At the very beginning of 2023, Shabaka Hutchings announced that he would be taking an indefinite hiatus from composing music on the saxophone at the end of the year to pursue the direction that his practice of the flute was taking him. What followed the announcement was a series of performances throughout the year that saw him closing the chapter of all of his projects synonymous with his saxophone which meant his scheduled performances with The Ancestors would be the last for the foreseeable future. The final shows for Shabaka and The Ancestors at the end of October marked the first and possibly only time that the songs from We Are Sent Here by History would be performed live and it was only fitting that the bulk of that final tour would take place back in South Africa so that the album could be fully unleashed in the place where the band began.

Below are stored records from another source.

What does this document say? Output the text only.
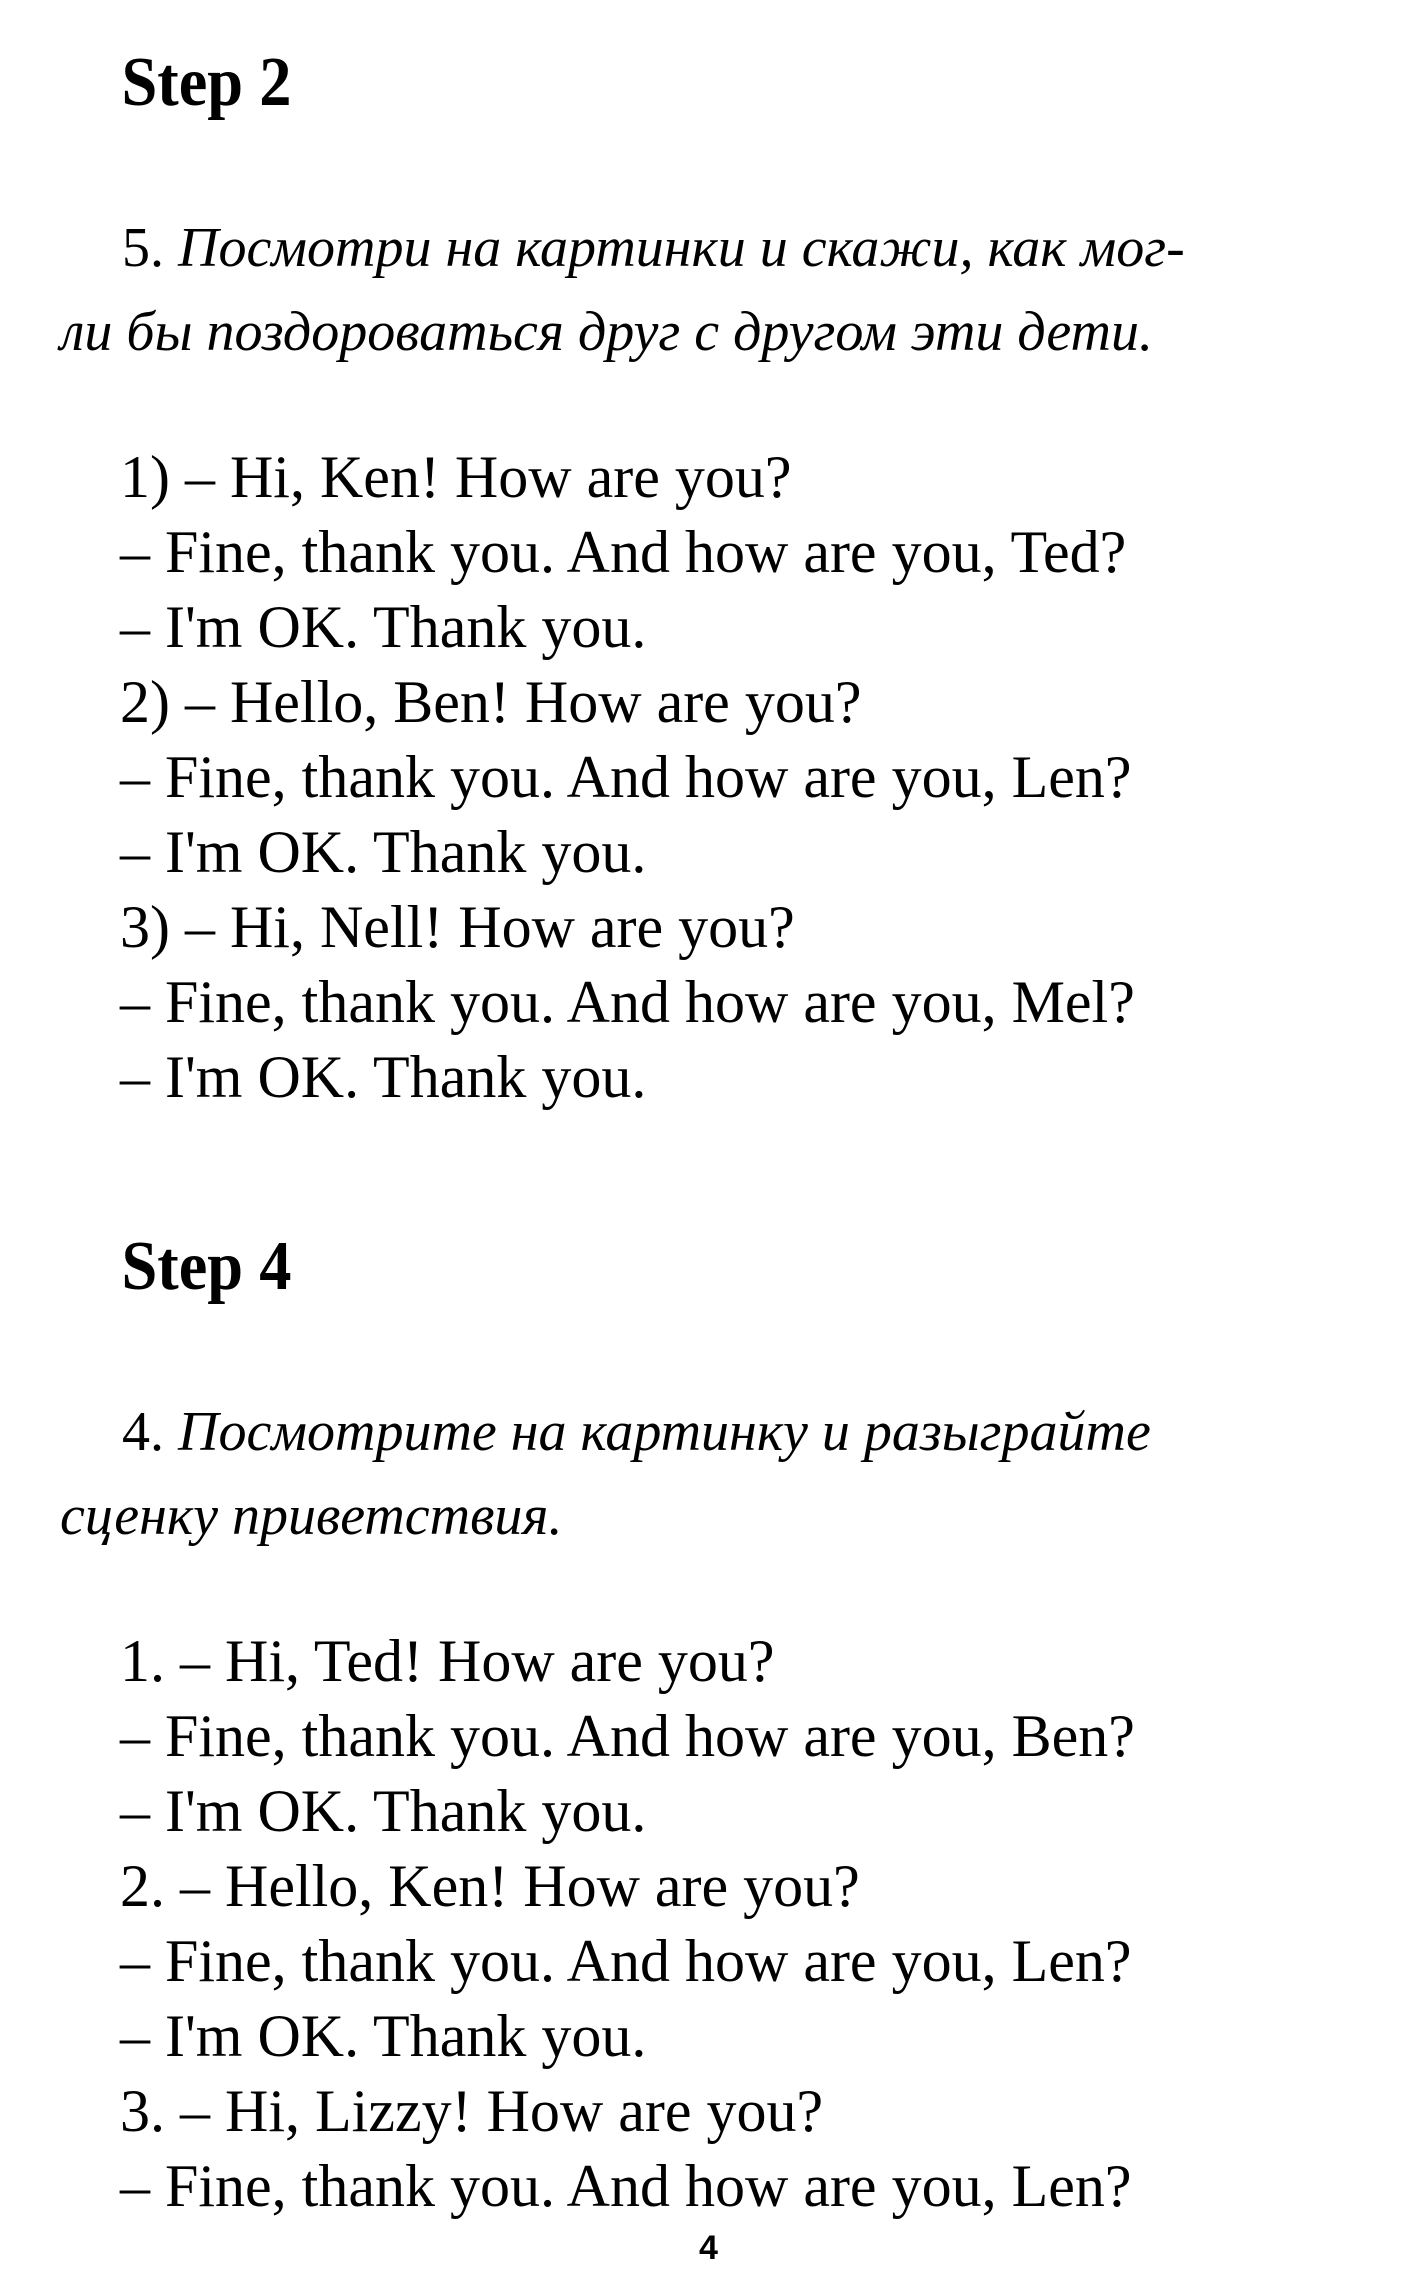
Step 2

5. Посмотри на картинки и скажи, как мог-
ли бы поздороваться друг с другом эти дети.

1) – Hi, Ken! How are you?
– Fine, thank you. And how are you, Ted?
– I'm OK. Thank you.
2) – Hello, Ben! How are you?
– Fine, thank you. And how are you, Len?
– I'm OK. Thank you.
3) – Hi, Nell! How are you?
– Fine, thank you. And how are you, Mel?
– I'm OK. Thank you.
Step 4

4. Посмотрите на картинку и разыграйте
сценку приветствия.

1. – Hi, Ted! How are you?
– Fine, thank you. And how are you, Ben?
– I'm OK. Thank you.
2. – Hello, Ken! How are you?
– Fine, thank you. And how are you, Len?
– I'm OK. Thank you.
3. – Hi, Lizzy! How are you?
– Fine, thank you. And how are you, Len?
4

The night before Hutchings played his final show in Cape Town with The Ancestors, he performed an intimate solo show where he shared the menagerie of assorted flutes that he had collected over the last few years and the compositions that he had begun conjuring from them. When he introduced his shakuhachi, he explained the three conflicts that arise when performing the instrument: the initial conflict of separating the bamboo from the earth in order to forge the instrument; the conflict that comes when a meditative practice becomes a performance as soon the instrument is played for an audience; and the conflict of the sound of the shakuhachi adjusting to the atmosphere of an urban environment when it is meant to be performed unamplified in nature. In a way, those conflicts were also present during the performance of the songs from We Are Sent Here By History for the first time: the initial conflict of cultivating the songs and forging the album; the conflict of turning songs that prophesy an ominous ending to the world into a joyous performance; and the conflict in performing these songs in a room heavy with the feeling of anger and sorrow over the news of genocide across the world that make the themes of The Ancestors’ work all the more relevant today.
The tension that drew Hutchings towards the sound of South African jazz is rooted in struggle and conflict and that’s why it feels more intense than anywhere else in the world. That is also why when that tension is released here, the feeling is even more transcendent and that transcendence was indeed felt once the tension built within the work of Shabaka and The Ancestors was finally able to be released.